Matthew Mirones, owner of Arimed Orthotics and Prosthetics, was so moved by newspaper photos of child amputees in Sierra Leone, he wanted to bring some of them to the United States and fit them with prosthetic limbs. Five Rotary clubs on Staten Island and one in Brooklyn, along with their charity, Gift of Limbs, agreed to organize the medical care, transportation, schooling, and housing. Friends of Sierra Leone, founded by a group of returned Peace Corps volunteers, helped identify candidates in an amputee camp in Freetown, the capital, and suggested that the children appear before Congress and the United Nations. The young amputees would break through what the group had termed the indifference of U.S. legislators to a sadistic war halfway around the world.
In September 2000, just days after arriving in Washington, six children, along with two adults, all survivors of rebel attacks, testified in a packed chamber about the atrocities in their country. They addressed the members of the House Subcommittee on Africa. “We thought, ‘They can speak for the 20,000 butchered Sierra Leoneans who could not make the trip,’” says Donald Mooers, who was then the advocacy director of Friends of Sierra Leone, which grew to include Africans living in the United States.
“These kids had an impact that was nothing short of miraculous, because individuals at high levels saw the consequences of the brutality firsthand,” Mooers says. “There was nothing buffering these members of Congress from the results of their inactivity and apathy toward this horror in Sierra Leone.”
The Rotarians held a fundraiser on Staten Island in 2001, bringing in $45,000 and drawing former U.S. President Bill Clinton and then Senator Hillary Clinton. They also found a way to keep the group of amputees in the United States. “They were supposed to go back, but we decided it wasn’t a good idea because the country was so unstable,” says Carmine DeSantis. His father, also named Carmine DeSantis, and his great-uncle Joe Mandarino were the two Rotarians who led the effort.
They also secured pro bono legal help for the group to file petitions for political asylum in the United States, which was granted in March 2002. They succeeded despite opposition from Friends of Sierra Leone and government officials in Sierra Leone, who had agreed to visas so the group could get prostheses and medical care.

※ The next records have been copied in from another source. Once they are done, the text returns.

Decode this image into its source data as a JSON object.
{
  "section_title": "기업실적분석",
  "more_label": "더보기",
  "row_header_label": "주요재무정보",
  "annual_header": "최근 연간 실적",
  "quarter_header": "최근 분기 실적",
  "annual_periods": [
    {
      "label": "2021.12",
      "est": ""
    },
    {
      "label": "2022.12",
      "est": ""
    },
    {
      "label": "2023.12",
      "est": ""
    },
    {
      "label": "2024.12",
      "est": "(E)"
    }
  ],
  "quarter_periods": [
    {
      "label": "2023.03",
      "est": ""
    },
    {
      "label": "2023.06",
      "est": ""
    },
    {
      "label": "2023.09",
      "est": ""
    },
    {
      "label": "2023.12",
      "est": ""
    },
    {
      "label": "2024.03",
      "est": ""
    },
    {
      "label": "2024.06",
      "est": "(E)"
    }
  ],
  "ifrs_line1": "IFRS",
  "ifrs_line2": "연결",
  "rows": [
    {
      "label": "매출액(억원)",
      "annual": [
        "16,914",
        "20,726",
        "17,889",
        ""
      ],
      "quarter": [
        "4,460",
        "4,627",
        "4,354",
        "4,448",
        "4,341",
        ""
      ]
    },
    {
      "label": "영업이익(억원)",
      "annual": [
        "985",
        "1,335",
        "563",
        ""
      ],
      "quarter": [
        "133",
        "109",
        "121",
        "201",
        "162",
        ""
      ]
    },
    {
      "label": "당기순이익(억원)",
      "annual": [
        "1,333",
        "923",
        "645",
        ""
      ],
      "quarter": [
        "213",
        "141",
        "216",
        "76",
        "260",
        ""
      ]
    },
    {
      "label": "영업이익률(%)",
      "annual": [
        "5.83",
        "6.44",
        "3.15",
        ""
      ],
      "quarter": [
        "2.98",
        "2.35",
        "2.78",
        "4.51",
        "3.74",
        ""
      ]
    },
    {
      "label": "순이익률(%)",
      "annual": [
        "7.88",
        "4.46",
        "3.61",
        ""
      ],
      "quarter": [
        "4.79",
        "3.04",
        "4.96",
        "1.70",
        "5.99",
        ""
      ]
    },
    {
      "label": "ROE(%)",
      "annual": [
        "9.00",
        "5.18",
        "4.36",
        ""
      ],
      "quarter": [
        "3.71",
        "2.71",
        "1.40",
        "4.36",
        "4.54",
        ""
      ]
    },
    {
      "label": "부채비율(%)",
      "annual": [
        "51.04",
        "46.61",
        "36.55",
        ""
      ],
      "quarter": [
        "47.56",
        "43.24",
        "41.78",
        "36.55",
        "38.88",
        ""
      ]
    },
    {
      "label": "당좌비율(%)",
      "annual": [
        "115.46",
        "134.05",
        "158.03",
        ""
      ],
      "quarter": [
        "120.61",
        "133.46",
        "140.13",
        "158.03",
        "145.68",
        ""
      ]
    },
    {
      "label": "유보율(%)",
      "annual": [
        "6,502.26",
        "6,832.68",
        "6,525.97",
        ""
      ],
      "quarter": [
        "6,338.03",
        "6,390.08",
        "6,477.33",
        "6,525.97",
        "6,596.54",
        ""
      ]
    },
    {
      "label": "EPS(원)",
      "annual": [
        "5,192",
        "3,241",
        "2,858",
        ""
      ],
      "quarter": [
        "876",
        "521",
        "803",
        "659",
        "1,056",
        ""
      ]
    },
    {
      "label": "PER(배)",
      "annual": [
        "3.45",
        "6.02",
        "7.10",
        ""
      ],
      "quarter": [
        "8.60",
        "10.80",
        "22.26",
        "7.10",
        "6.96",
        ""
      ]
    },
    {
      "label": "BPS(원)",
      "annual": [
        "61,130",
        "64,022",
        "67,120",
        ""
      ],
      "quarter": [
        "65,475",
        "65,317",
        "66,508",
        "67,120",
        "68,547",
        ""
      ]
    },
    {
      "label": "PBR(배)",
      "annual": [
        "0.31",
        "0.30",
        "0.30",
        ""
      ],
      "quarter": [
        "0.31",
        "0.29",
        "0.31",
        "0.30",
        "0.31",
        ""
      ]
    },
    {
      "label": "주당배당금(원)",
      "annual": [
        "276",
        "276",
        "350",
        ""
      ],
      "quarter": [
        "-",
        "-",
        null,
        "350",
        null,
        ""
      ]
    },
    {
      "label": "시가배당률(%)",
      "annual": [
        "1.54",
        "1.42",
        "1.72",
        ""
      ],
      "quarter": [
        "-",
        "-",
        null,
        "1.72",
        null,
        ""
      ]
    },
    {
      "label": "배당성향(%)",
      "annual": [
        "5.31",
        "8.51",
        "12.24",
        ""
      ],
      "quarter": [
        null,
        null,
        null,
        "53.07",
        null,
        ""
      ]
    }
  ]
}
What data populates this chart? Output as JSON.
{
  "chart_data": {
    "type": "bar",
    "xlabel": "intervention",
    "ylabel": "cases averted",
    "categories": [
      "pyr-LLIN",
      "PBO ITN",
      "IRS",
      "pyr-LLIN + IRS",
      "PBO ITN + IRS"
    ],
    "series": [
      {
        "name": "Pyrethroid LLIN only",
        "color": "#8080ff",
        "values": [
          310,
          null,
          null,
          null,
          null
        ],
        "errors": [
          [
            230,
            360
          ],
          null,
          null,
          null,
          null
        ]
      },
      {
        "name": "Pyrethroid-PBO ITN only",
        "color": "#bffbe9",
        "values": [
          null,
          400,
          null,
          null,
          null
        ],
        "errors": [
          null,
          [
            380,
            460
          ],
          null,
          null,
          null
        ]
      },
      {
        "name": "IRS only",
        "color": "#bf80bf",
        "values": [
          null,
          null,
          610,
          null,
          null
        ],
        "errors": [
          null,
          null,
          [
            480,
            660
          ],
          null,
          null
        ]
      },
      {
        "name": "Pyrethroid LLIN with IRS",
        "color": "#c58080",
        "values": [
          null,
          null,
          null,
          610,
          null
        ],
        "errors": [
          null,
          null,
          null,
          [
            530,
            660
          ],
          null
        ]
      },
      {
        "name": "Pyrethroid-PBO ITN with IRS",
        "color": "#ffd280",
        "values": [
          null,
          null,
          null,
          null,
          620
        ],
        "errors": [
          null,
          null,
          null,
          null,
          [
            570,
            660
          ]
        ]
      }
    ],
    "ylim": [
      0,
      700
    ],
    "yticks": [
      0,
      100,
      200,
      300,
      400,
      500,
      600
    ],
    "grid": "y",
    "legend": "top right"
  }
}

“My personal feelings and our legal obligations were two different things,” says Etta Touré, a member of Friends and a native Sierra Leonean, who helped Mirones decide which war victims from a teeming amputee camp in Freetown should be included in the group. “We sought their visas on certain legal boundaries, and we felt we had to abide by those boundaries.”
But the Rotarians, led by Mandarino and DeSantis, did not want to send them back to a country still trying to solidify peace. Charles Taylor, then president of Liberia, had yet to face charges for engineering the atrocities in Sierra Leone. (He was arrested in 2003. Last April, he became the first former head of state convicted of war crimes by an international court since the Nuremberg trials.)
The group also feared that, given the publicity, the children would be targeted for theft and harassment, says Nancy Passeri, whose husband was a Rotarian and chief executive officer of Staten Island University Hospital at the time. The hospital provided free medical care and housing to the amputees for almost two years, and Passeri became as involved with the youngsters as the Rotarians. She remains in touch with them today.